La Route de la Soie : vivre chinois
Ils s’inquiètent parce que One Belt One Road, c’est le mercantilisme organisé à l’échelle mondiale, en faveur de la Chine : un plan savant pour dominer le commerce international, en construisant et contrôlant un réseau de routes, pipelines, chemins de fer, ports et centrales électriques pour livrer des matières premières à la Chine et des produits finis au reste du monde.
« L’objectif à long terme d’OBOR est assez simple : la Chine veut être le fabricant dominant du monde au 21ème siècle ». Il ne suffisait pas de pouvoir fabriquer à faible coût par rapport aux pays occidentaux, il fallait encore contrôler les moyens de la livraison… La Chine contrôle déjà la majorité des ports autour du canal de Panama, la clé de la navigation entre le Pacifique et l’Atlantique face à l’Europe (mais aussi le port du Pirée). Elle veut aujourd’hui créer sa route à travers l’Asie centrale.
Plus qu’une occasion, c’est une nécessité pour ce pays dont la croissance économique ralentit depuis des années, empêtrée dans sa surproduction et avide d’une nouvelle demande.
Cela lui permettra, qui plus est, de développer pacifiquement une marine solide, que ce soit pour le transport des marchandises ou pour la sécurisation de ce dernier. Le budget de Pékin en termes militaires et navals a déjà été multiplié par plus de dix en moins de trente ans : il peut donc encore augmenter…

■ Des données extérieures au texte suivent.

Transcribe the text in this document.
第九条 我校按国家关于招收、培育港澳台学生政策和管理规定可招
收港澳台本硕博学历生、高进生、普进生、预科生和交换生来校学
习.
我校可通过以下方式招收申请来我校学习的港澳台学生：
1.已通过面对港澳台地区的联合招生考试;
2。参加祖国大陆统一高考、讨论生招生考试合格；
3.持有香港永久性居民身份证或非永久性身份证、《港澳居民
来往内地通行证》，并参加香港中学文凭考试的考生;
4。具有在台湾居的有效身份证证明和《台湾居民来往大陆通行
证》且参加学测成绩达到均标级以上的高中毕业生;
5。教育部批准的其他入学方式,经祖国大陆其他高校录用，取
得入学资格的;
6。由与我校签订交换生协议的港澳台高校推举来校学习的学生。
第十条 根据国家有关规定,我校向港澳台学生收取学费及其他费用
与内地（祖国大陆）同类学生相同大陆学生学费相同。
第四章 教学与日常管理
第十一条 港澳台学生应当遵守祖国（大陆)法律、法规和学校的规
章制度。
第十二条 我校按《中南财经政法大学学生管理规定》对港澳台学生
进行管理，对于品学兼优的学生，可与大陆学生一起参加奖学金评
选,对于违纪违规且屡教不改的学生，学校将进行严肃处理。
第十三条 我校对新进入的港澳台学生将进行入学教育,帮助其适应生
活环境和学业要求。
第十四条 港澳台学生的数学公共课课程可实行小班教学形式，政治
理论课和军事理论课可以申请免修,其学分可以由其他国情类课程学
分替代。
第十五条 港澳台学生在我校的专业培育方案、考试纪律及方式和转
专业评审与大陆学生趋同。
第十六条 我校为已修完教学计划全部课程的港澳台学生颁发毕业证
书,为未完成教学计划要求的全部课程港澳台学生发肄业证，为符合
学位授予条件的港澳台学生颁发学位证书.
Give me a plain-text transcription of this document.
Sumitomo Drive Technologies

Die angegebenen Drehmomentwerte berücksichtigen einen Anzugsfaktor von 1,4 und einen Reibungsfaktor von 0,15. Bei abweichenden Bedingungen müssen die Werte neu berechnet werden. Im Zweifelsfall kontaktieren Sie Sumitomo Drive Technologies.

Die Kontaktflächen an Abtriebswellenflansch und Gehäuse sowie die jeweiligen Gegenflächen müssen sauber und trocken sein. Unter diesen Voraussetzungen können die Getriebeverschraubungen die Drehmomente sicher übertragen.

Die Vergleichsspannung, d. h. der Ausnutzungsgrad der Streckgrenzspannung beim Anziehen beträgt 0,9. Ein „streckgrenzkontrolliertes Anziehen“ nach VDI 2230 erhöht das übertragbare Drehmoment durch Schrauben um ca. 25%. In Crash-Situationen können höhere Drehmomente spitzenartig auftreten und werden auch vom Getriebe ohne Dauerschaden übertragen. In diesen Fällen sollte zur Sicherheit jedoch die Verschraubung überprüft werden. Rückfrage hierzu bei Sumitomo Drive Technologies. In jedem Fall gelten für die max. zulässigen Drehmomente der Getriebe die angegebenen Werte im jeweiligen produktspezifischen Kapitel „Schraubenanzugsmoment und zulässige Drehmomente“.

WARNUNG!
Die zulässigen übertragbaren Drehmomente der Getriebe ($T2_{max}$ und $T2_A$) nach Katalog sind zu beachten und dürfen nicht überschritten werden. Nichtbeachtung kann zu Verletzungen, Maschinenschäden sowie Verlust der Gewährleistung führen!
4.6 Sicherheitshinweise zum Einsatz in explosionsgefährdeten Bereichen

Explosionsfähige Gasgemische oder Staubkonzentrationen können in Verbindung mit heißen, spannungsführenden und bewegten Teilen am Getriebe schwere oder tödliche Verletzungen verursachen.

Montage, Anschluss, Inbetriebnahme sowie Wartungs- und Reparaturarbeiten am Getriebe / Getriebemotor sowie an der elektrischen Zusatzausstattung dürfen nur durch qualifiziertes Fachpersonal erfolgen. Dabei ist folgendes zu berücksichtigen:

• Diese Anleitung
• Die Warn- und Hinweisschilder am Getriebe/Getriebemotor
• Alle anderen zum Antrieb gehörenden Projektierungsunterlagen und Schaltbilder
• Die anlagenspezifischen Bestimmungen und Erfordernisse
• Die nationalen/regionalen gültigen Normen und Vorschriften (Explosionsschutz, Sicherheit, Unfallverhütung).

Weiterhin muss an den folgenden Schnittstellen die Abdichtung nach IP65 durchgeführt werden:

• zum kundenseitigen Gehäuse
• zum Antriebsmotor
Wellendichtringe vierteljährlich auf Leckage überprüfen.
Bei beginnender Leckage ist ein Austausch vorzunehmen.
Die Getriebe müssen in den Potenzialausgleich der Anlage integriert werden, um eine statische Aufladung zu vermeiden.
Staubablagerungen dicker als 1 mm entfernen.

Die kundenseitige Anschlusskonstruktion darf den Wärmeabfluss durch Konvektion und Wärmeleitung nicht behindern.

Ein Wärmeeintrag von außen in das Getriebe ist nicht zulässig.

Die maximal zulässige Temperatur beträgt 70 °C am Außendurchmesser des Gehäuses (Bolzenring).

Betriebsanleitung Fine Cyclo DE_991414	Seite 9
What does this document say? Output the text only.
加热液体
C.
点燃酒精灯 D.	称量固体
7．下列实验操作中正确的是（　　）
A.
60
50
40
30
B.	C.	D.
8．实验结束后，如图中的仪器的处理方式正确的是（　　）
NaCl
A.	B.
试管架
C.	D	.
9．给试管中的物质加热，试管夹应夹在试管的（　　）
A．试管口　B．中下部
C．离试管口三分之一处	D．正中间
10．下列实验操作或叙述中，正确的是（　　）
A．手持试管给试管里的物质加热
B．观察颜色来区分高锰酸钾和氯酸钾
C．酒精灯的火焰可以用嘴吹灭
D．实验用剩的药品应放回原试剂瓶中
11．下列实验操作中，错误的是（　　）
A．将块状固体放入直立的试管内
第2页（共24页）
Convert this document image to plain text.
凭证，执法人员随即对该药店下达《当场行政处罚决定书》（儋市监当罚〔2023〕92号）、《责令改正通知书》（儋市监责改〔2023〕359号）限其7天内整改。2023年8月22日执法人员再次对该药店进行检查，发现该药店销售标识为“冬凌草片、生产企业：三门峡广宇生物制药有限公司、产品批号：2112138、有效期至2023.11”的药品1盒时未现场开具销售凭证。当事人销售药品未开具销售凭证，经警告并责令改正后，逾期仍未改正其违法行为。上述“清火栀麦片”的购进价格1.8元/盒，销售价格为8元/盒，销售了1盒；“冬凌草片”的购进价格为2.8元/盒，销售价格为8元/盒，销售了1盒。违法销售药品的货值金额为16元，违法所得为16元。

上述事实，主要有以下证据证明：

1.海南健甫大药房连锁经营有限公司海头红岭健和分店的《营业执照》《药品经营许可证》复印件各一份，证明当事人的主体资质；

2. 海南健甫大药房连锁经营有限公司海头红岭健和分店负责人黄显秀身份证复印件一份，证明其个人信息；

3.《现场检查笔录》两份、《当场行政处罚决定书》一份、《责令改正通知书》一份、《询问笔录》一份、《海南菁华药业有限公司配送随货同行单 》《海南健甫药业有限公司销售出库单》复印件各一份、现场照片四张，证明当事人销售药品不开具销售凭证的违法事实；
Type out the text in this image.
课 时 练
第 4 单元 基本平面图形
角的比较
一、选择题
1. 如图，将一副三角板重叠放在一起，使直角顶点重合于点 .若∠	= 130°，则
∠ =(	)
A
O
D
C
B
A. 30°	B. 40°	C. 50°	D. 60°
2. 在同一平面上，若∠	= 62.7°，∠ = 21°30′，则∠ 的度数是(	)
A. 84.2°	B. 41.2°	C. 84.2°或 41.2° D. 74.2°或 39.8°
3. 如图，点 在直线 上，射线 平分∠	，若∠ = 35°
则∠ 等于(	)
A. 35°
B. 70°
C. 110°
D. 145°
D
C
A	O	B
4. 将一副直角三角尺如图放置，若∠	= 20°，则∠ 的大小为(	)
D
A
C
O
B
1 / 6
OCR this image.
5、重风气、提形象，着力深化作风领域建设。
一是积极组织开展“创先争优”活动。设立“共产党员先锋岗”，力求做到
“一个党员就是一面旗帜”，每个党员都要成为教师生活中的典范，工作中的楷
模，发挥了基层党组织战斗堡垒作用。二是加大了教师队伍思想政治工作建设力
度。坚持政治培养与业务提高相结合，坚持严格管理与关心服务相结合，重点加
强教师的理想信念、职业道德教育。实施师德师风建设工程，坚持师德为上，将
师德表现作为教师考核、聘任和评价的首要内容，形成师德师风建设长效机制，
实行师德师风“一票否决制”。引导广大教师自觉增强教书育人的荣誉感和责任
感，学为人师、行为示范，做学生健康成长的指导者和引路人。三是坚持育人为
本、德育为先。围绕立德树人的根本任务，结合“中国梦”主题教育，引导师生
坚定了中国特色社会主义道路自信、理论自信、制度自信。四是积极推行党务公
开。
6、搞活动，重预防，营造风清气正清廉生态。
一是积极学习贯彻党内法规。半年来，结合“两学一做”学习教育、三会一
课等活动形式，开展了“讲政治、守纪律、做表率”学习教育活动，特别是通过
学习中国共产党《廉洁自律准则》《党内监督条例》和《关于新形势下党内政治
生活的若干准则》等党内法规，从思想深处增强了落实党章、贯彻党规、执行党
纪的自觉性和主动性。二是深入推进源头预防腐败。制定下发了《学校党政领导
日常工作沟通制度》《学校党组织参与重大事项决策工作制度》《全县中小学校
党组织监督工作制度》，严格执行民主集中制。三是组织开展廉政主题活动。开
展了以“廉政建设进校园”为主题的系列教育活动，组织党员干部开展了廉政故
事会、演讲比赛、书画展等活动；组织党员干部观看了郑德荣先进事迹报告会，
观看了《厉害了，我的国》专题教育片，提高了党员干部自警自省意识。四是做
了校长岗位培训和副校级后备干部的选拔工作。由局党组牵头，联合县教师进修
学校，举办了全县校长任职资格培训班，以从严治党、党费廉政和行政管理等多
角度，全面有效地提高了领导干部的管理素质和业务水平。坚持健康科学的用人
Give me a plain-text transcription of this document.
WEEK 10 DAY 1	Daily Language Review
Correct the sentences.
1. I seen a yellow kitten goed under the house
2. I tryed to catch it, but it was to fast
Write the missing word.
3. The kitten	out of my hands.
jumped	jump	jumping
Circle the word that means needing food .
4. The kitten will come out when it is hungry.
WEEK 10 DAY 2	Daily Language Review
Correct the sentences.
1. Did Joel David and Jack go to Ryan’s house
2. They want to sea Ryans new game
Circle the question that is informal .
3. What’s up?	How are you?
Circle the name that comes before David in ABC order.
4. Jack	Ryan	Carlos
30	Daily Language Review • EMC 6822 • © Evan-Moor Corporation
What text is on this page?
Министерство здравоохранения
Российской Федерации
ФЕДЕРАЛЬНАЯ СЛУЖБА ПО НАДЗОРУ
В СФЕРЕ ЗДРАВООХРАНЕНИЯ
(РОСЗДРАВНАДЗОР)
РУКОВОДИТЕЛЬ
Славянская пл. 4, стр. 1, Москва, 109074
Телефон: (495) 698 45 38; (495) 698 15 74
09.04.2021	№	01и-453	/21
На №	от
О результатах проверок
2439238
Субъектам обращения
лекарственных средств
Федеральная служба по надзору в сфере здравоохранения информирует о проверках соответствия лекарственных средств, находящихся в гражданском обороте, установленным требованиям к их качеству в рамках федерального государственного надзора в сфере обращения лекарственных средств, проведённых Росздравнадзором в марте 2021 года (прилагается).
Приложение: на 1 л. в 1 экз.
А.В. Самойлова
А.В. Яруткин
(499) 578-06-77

« Aucune nation ne devrait imposer sa loi à une Route » (secrétaire d’État américain à la Défense)
Breitbart souligne aussi le problème épineux des territoires que la Chine entend traverser, voire occuper. L’Inde, en particulier, occupe une position géographique stratégique sur la Route de la soie terrestre : des conflits ont déjà eu lieu au Bhoutan, sur un plateau revendiqué par Pékin, tout près de la frontière indienne. Et le couloir économique Chine-Pakistan (CPEC) prévu dans la région contestée du Cachemire concentre les animosités.
En Mer de Chine méridionale, la Chine s’autorise des libertés jugées illégales par la Cour permanente d’arbitrage de La Haye, installant équipements militaires sur des îles appartenant au Vietnam et aux Philippines et multipliant les navires chinois dans ces eaux étrangères… Xi Jinping lui-même a dit que toute la mer de Chine méridionale « nous a été laissée par notre ancêtre »… On peut aller loin avec ce genre d’argument.
OBOR : la contagion idéologique chino-communiste ?
Comme l’a noté The Diplomat, le territoire couvert par l’OBOR « comprend plus des deux tiers de la population mondiale et plus d’un tiers de la production économique mondiale, et pourrait impliquer des investissements chinois totalisant jusqu’à 4 billions de dollars », à travers les 65 pays associés au projet.
De quoi générer une influence considérable – un « soft power » ad hoc. Le gouvernement chinois avait d’ailleurs annoncé, en 2015, son intention de construire aussi au moins cinquante « centres culturels » chinois sur l’OBOR, ainsi que des écoles. Gageons que la pensée sera tout sauf anticommuniste. Gardons aussi à l’esprit que la Russie est un allié non négligeable pour la Route, en particulier pour les projets de traversée de l’Arctique.
Étonnant comme on se dirige vers un monde où le capitalisme libéral le plus abouti sera mis en branle et détenu par un pays communiste…. La contradiction n’était pas interne.